No Es Sencillo

Published

OLINDA SILVANO AND CORDELIA SÁNCHEZ (SOI NOMA)
COMMISSIONED AND EDITED BY SARA GREAVU, ANDREA FRANCKE, AND GIULIANA VIDARTE
TRANSLATED FROM SPANISH BY MARÍA VIGNAU LORÍA

Soi Noma Funambulist 3
Olinda Silvano and Cordelia Sánchez, giving a workshop as part of the exhibition Amazons. The Ancestral Future at the Centre de Cultura Contemporània de Barcelona, on November 9, 2024. / CCCB / CC BY-SA-NC, photo by Vicenzo Rigogliuso.

Sara Greavu: The gap or blindspot we wanted to speak to in this article is not unique to The Funambulist, but is a recurring issue that has come up again and again in discussions with my friend, Andrea Francke. Here, it stemmed from an incident when I shared an article from the magazine with her, which prompted another instalment in this ongoing conversation about the ways in which Latin American history, culture, and experience are flattened and generalized by texts produced in a Global North context. As always, I was grateful for and humbled by Andrea’s generous criticality in her response. When asked to suggest a “corrective” piece for this issue, I thought immediately of this conversation, and asked if she would be willing to elaborate on this point. Instead, she worked with curator Giuliana Vidarte and artists Olinda Silvano and Cordelia Sánchez of SOI NOMA to embody a different way of working.

Andrea Francke: Perhaps it is inevitable that institutions in the Global North, which hold unequal power in knowledge-making and distribution, repeat colonial structures, even when well-meaning. It’s hard to escape the conditions of where thinking happens. I’m also part of that system, so this critique also includes me. Years ago, in Peru, I was speaking with the daughter of an influential Peruvian intellectual about how he would discuss having made a choice. He could either produce knowledge that is legible and intended for a Global North audience, or he could work in Peru on projects that made sense and intervene in that context. He was aware that you can’t have it both ways, and that it is not only a social and political choice, but also a personal career choice. The refusal of Global North legibility is a choice.

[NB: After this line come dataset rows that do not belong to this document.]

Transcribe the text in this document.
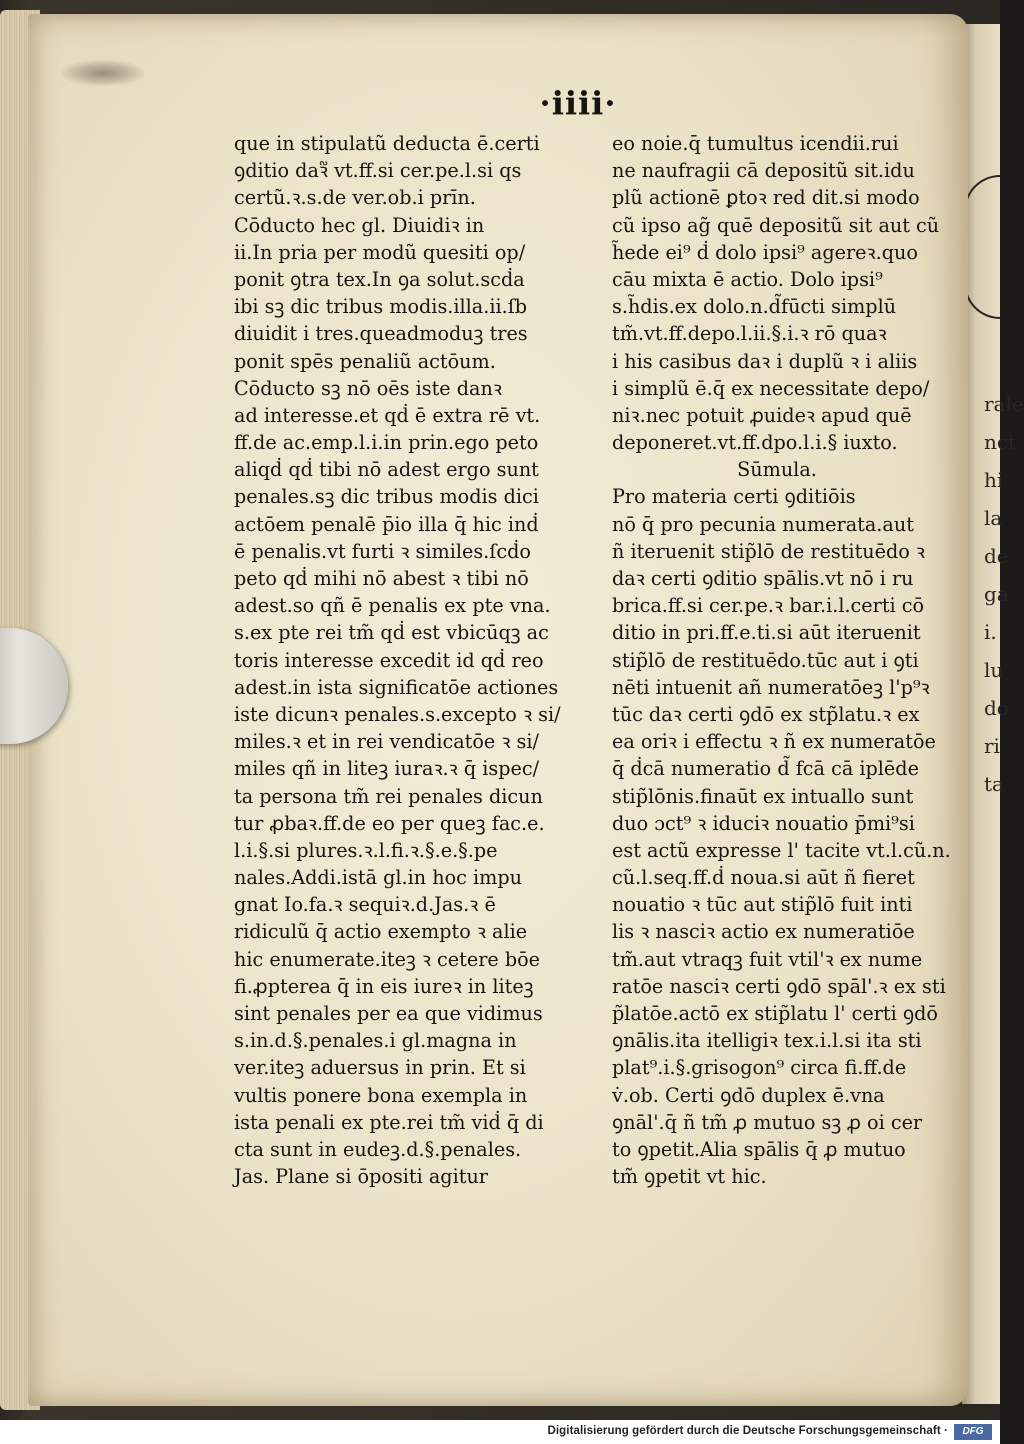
·iiii·
que in stipulatũ deducta ē.certi
ꝯditio daꝛ᷑ vt.ff.si cer.pe.l.si qs
certũ.ꝛ.s.de ver.ob.i prīn.
Cōducto hec gl. Diuidiꝛ in
ii.In pria per modũ quesiti op/
ponit ꝯtra tex.In ꝯa solut.scḋa
ibi sꝫ dic tribus modis.illa.ii.ſb
diuidit i tres.queadmoduꝫ tres
ponit spēs penaliũ actōum.
Cōducto sꝫ nō oēs iste danꝛ
ad interesse.et qḋ ē extra rē vt.
ff.de ac.emp.l.i.in prin.ego peto
aliqḋ qḋ tibi nō adest ergo sunt
penales.sꝫ dic tribus modis dici
actōem penalē p̄io illa q̄ hic inḋ
ē penalis.vt furti ꝛ similes.ſcḋo
peto qḋ mihi nō abest ꝛ tibi nō
adest.so qñ ē penalis ex pte vna.
s.ex pte rei tm̃ qḋ est vbicūqꝫ ac
toris interesse excedit id qḋ reo
adest.in ista significatōe actiones
iste dicunꝛ penales.s.excepto ꝛ si/
miles.ꝛ et in rei vendicatōe ꝛ si/
miles qñ in liteꝫ iuraꝛ.ꝛ q̄ ispec/
ta persona tm̃ rei penales dicun
tur ꝓbaꝛ.ff.de eo per queꝫ fac.e.
l.i.§.si plures.ꝛ.l.fi.ꝛ.§.e.§.pe
nales.Addi.istā gl.in hoc impu
gnat Io.fa.ꝛ sequiꝛ.d.Jas.ꝛ ē
ridiculũ q̄ actio exempto ꝛ alie
hic enumerate.iteꝫ ꝛ cetere bōe
fi.ꝓpterea q̄ in eis iureꝛ in liteꝫ
sint penales per ea que vidimus
s.in.d.§.penales.i gl.magna in
ver.iteꝫ aduersus in prin. Et si
vultis ponere bona exempla in
ista penali ex pte.rei tm̃ viḋ q̄ di
cta sunt in eudeꝫ.d.§.penales.
Jas. Plane si ōpositi agitur
eo noie.q̄ tumultus icendii.rui
ne naufragii cā depositũ sit.idu
plũ actionē ꝑtoꝛ red dit.si modo
cũ ipso ag̃ quē depositũ sit aut cũ
h̃ede ei⁹ ḋ dolo ipsi⁹ agereꝛ.quo
cāu mixta ē actio. Dolo ipsi⁹
s.h̃dis.ex dolo.n.d̃fūcti simplū
tm̃.vt.ff.depo.l.ii.§.i.ꝛ rō quaꝛ
i his casibus daꝛ i duplũ ꝛ i aliis
i simplũ ē.q̄ ex necessitate depo/
niꝛ.nec potuit ꝓuideꝛ apud quē
deponeret.vt.ff.dpo.l.i.§ iuxto.
Sūmula.
Pro materia certi ꝯditiōis
nō q̄ pro pecunia numerata.aut
ñ iteruenit stip̃lō de restituēdo ꝛ
daꝛ certi ꝯditio spālis.vt nō i ru
brica.ff.si cer.pe.ꝛ bar.i.l.certi cō
ditio in pri.ff.e.ti.si aūt iteruenit
stip̃lō de restituēdo.tūc aut i ꝯti
nēti intuenit añ numeratōeꝫ l'p⁹ꝛ
tūc daꝛ certi ꝯdō ex stp̃latu.ꝛ ex
ea oriꝛ i effectu ꝛ ñ ex numeratōe
q̄ ḋcā numeratio d̃ fcā cā iplēde
stip̃lōnis.finaūt ex intuallo sunt
duo ɔct⁹ ꝛ iduciꝛ nouatio p̄mi⁹si
est actũ expresse l' tacite vt.l.cũ.n.
cũ.l.seq.ff.ḋ noua.si aūt ñ fieret
nouatio ꝛ tūc aut stip̃lō fuit inti
lis ꝛ nasciꝛ actio ex numeratiōe
tm̃.aut vtraqꝫ fuit vtil'ꝛ ex nume
ratōe nasciꝛ certi ꝯdō spāl'.ꝛ ex sti
p̃latōe.actō ex stip̃latu l' certi ꝯdō
ꝯnālis.ita itelligiꝛ tex.i.l.si ita sti
plat⁹.i.§.grisogon⁹ circa fi.ff.de
v̇.ob. Certi ꝯdō duplex ē.vna
ꝯnāl'.q̄ ñ tm̃ ꝓ mutuo sꝫ ꝓ oi cer
to ꝯpetit.Alia spālis q̄ ꝓ mutuo
tm̃ ꝯpetit vt hic.
rale
nct
hi
la
de
ga
i.
lu
do
ri
ta
Digitalisierung gefördert durch die Deutsche Forschungsgemeinschaft ·	DFG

Sara and I wanted to find a way to produce and circulate something that claimed a different type of space, that generated different relations of production. It was hard because the structure itself is not a good fit. I approached Giuliana Vidarte, who came up with the format and organized the conversation. Since the point is to map and situate the thinking, then in terms of authorship, Giuliana is more central than us. She raised the point that whenever Cordelia and Olinda, or anyone in the SOI NOMA collective, speak about their work, it is quickly limited to contextualizing and making it legible. It’s trapped in the eternal loop of producing legibility by appealing to specific codes that have been proved effective and seductive to an international art-world context. Giuliana suggested, what if we asked them completely different questions? What if we talked about their experiences travelling? What if instead of making themselves legible, they made the structures that host them and distribute their work visible? What if voices from the Global South were doing the analysis instead of producing testimony that is then analysed in the Global North?

OLINDA SILVANO: It is an honor for us to tell our story. Right? Because we go through things and sometimes, there are also stories behind that big mural.

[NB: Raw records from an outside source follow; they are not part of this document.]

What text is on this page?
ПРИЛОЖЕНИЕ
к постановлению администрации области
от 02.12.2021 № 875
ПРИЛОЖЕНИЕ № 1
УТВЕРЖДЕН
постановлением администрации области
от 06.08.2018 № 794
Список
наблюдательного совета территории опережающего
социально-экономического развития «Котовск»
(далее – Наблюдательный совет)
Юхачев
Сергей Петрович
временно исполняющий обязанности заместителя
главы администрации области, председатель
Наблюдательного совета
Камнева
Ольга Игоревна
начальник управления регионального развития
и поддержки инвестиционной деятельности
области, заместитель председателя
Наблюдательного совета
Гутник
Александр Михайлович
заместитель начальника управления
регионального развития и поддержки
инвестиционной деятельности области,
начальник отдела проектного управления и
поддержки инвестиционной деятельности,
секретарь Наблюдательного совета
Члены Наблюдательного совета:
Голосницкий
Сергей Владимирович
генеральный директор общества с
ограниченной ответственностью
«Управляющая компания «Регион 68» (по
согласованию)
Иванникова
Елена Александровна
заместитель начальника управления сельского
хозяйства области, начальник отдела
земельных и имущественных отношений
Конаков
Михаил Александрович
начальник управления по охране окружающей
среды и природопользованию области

CORDELIA SÁNCHEZ: Talking about stories or art is very profound and these are very beautiful topics, beautiful stories, but also sad stories. As Indigenous women, we have a different culture, different customs, and different languages, right? But we still understand each other.

OS: Some people are so interested, so interested, and they travel to meet us there, to be there with us. So it’s a wonderful journey. I was also a little sad while travelling. But the important thing is to represent your country or your people or your Nation. With your wonderful art that comes from the mind, that comes from memory, from being ourselves, from our feet to our heads. What our ancestors taught us, our grandmothers from thousands of years ago. To feel that our grandmothers are present with us. Each piece of art is unique, and each woman inspires with her own inspiration. Every woman has her own strokes. Every woman has her own stories. Every person. Sometimes we can’t express ourselves like that because we’re shy, but we can express ourselves through art, right? That we were submissive women before, and now we’re flying. Now we feel freedom, the freedom to fly like a hummingbird.